I agree with everyone. She met with her AP no doubt in my mind, or anyone posting here.

They hooked up, and either he rejected her when he learned she kicked you to the curb, or she realized what a fool she is. Does not matter, she made her choice, and it was not you. Too little, too late in my book. She chose him over you, went to him, something happened and you are the Plan B.

You are NOT a Plan B for Ms. Herpes.

If I remember, she came clean about lover bellboy after her STD was revealed. I say revealed vs discover because I am sure she knew before the testing. Thank goodness you did not contract this "gift". Toopol, she has demonstrated once more that you are not her choice. Do not play the pick me dance. She is not worth it. You are.

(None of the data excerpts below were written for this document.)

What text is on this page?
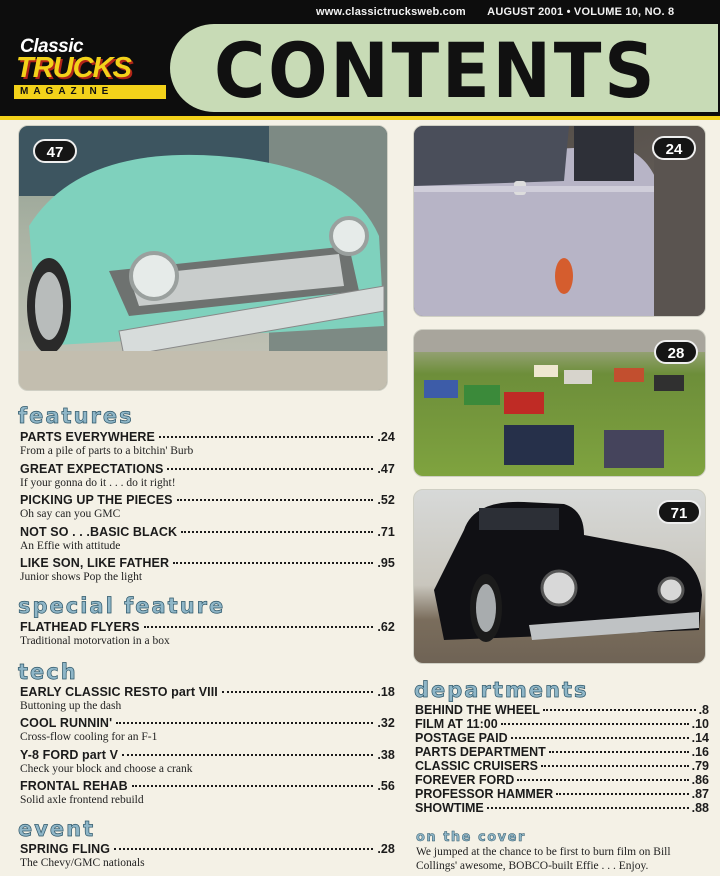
www.classictrucksweb.com AUGUST 2001 • VOLUME 10, NO. 8
Classic
TRUCKS
MAGAZINE	CONTENTS
47	24
28
71
features
PARTS EVERYWHERE	.24
From a pile of parts to a bitchin' Burb
GREAT EXPECTATIONS	.47
If your gonna do it . . . do it right!
PICKING UP THE PIECES	.52
Oh say can you GMC
NOT SO . . .BASIC BLACK	.71
An Effie with attitude
LIKE SON, LIKE FATHER	.95
Junior shows Pop the light
special feature
FLATHEAD FLYERS	.62
Traditional motorvation in a box
tech
EARLY CLASSIC RESTO part VIII	.18
Buttoning up the dash
COOL RUNNIN'	.32
Cross-flow cooling for an F-1
Y-8 FORD part V	.38
Check your block and choose a crank
FRONTAL REHAB	.56
Solid axle frontend rebuild
event
SPRING FLING	.28
The Chevy/GMC nationals
departments
BEHIND THE WHEEL	.8
FILM AT 11:00	.10
POSTAGE PAID	.14
PARTS DEPARTMENT	.16
CLASSIC CRUISERS	.79
FOREVER FORD	.86
PROFESSOR HAMMER	.87
SHOWTIME	.88
on the cover
We jumped at the chance to be first to burn film on Bill Collings' awesome, BOBCO-built Effie . . . Enjoy.
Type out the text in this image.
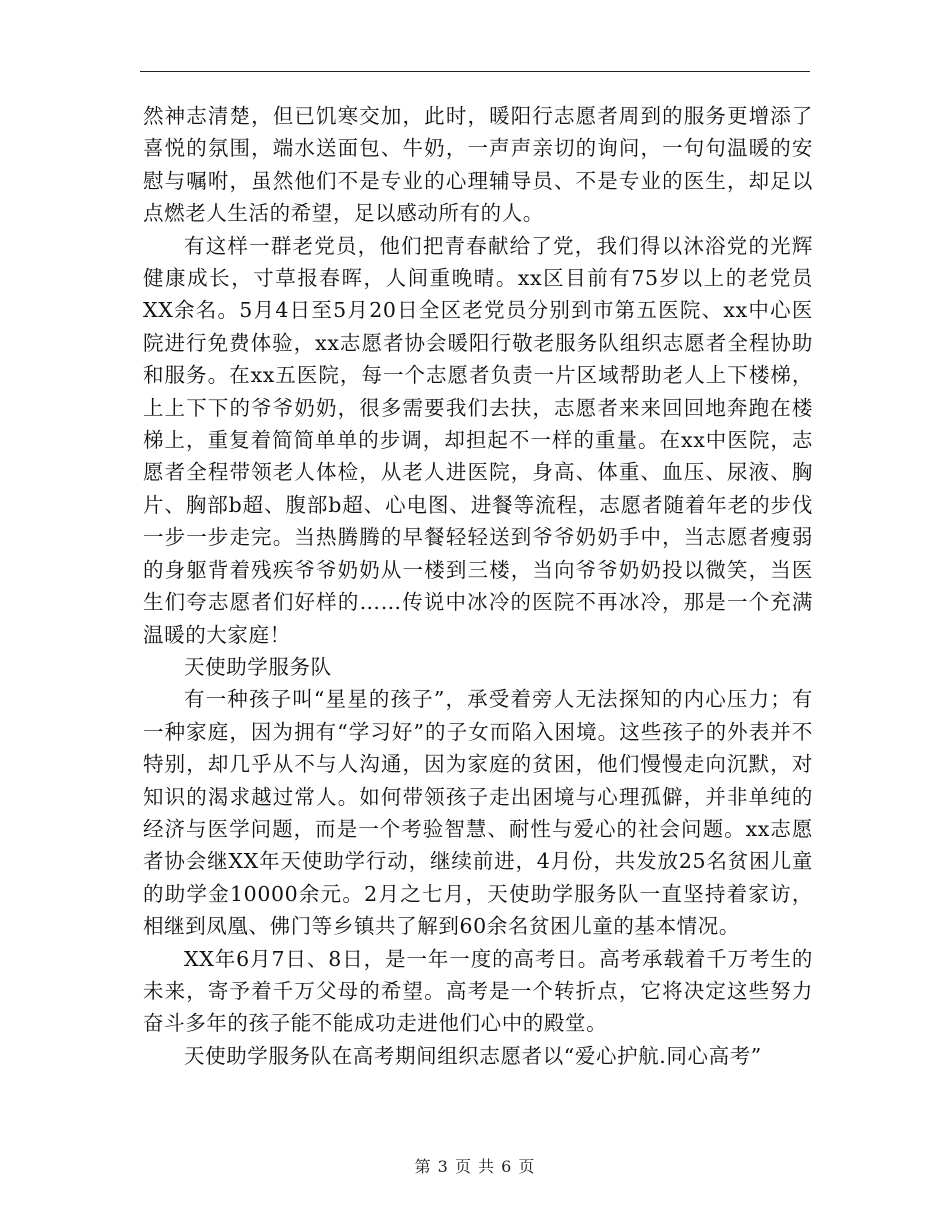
然神志清楚，但已饥寒交加，此时，暖阳行志愿者周到的服务更增添了喜悦的氛围，端水送面包、牛奶，一声声亲切的询问，一句句温暖的安慰与嘱咐，虽然他们不是专业的心理辅导员、不是专业的医生，却足以点燃老人生活的希望，足以感动所有的人。

有这样一群老党员，他们把青春献给了党，我们得以沐浴党的光辉健康成长，寸草报春晖，人间重晚晴。xx区目前有75岁以上的老党员XX余名。5月4日至5月20日全区老党员分别到市第五医院、xx中心医院进行免费体验，xx志愿者协会暖阳行敬老服务队组织志愿者全程协助和服务。在xx五医院，每一个志愿者负责一片区域帮助老人上下楼梯，上上下下的爷爷奶奶，很多需要我们去扶，志愿者来来回回地奔跑在楼梯上，重复着简简单单的步调，却担起不一样的重量。在xx中医院，志愿者全程带领老人体检，从老人进医院，身高、体重、血压、尿液、胸片、胸部b超、腹部b超、心电图、进餐等流程，志愿者随着年老的步伐一步一步走完。当热腾腾的早餐轻轻送到爷爷奶奶手中，当志愿者瘦弱的身躯背着残疾爷爷奶奶从一楼到三楼，当向爷爷奶奶投以微笑，当医生们夸志愿者们好样的……传说中冰冷的医院不再冰冷，那是一个充满温暖的大家庭！

天使助学服务队

有一种孩子叫“星星的孩子”，承受着旁人无法探知的内心压力；有一种家庭，因为拥有“学习好”的子女而陷入困境。这些孩子的外表并不特别，却几乎从不与人沟通，因为家庭的贫困，他们慢慢走向沉默，对知识的渴求越过常人。如何带领孩子走出困境与心理孤僻，并非单纯的经济与医学问题，而是一个考验智慧、耐性与爱心的社会问题。xx志愿者协会继XX年天使助学行动，继续前进，4月份，共发放25名贫困儿童的助学金10000余元。2月之七月，天使助学服务队一直坚持着家访，相继到凤凰、佛门等乡镇共了解到60余名贫困儿童的基本情况。

XX年6月7日、8日，是一年一度的高考日。高考承载着千万考生的未来，寄予着千万父母的希望。高考是一个转折点，它将决定这些努力奋斗多年的孩子能不能成功走进他们心中的殿堂。

天使助学服务队在高考期间组织志愿者以“爱心护航.同心高考”

第 3 页 共 6 页
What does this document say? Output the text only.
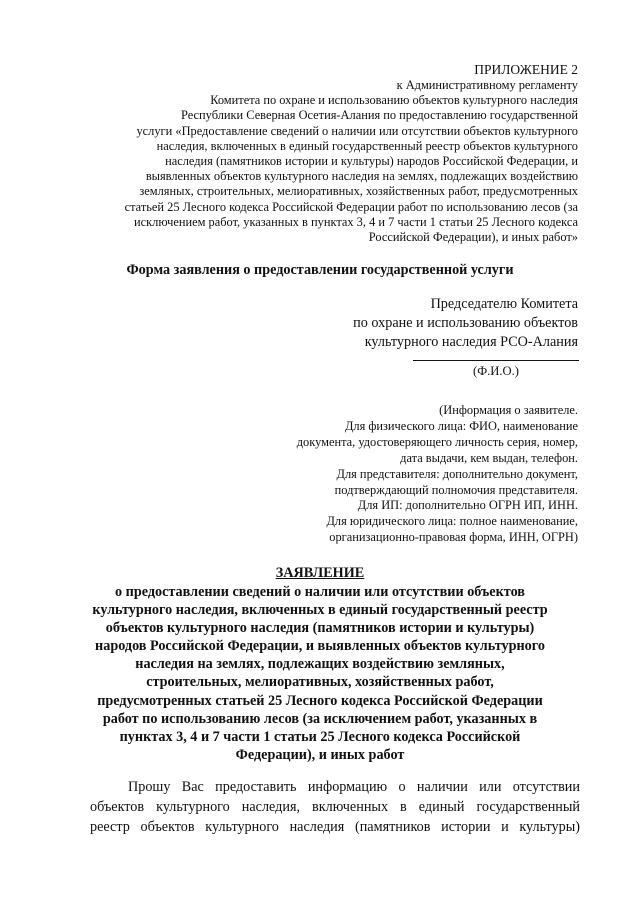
ПРИЛОЖЕНИЕ 2

к Административному регламенту
Комитета по охране и использованию объектов культурного наследия
Республики Северная Осетия-Алания по предоставлению государственной
услуги «Предоставление сведений о наличии или отсутствии объектов культурного
наследия, включенных в единый государственный реестр объектов культурного
наследия (памятников истории и культуры) народов Российской Федерации, и
выявленных объектов культурного наследия на землях, подлежащих воздействию
земляных, строительных, мелиоративных, хозяйственных работ, предусмотренных
статьей 25 Лесного кодекса Российской Федерации работ по использованию лесов (за
исключением работ, указанных в пунктах 3, 4 и 7 части 1 статьи 25 Лесного кодекса
Российской Федерации), и иных работ»

Форма заявления о предоставлении государственной услуги

Председателю Комитета
по охране и использованию объектов
культурного наследия РСО-Алания
(Ф.И.О.)
(Информация о заявителе.
Для физического лица: ФИО, наименование
документа, удостоверяющего личность серия, номер,
дата выдачи, кем выдан, телефон.
Для представителя: дополнительно документ,
подтверждающий полномочия представителя.
Для ИП: дополнительно ОГРН ИП, ИНН.
Для юридического лица: полное наименование,
организационно-правовая форма, ИНН, ОГРН)
ЗАЯВЛЕНИЕ
о предоставлении сведений о наличии или отсутствии объектов
культурного наследия, включенных в единый государственный реестр
объектов культурного наследия (памятников истории и культуры)
народов Российской Федерации, и выявленных объектов культурного
наследия на землях, подлежащих воздействию земляных,
строительных, мелиоративных, хозяйственных работ,
предусмотренных статьей 25 Лесного кодекса Российской Федерации
работ по использованию лесов (за исключением работ, указанных в
пунктах 3, 4 и 7 части 1 статьи 25 Лесного кодекса Российской
Федерации), и иных работ
Прошу Вас предоставить информацию о наличии или отсутствии
объектов культурного наследия, включенных в единый государственный
реестр объектов культурного наследия (памятников истории и культуры)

I would go NC, block her number, email, Skype, etc. There is nothing more to say to her, and nothing more she needs to say. Remember she was screwing him and hiding it from you last time. She has proven herself an accomplished liar. I am glad you have support from your parents, and be honest with them. Your EX, is not worth protecting. She made her bed, slept in it, and woke up next to a bell...boy. Lord.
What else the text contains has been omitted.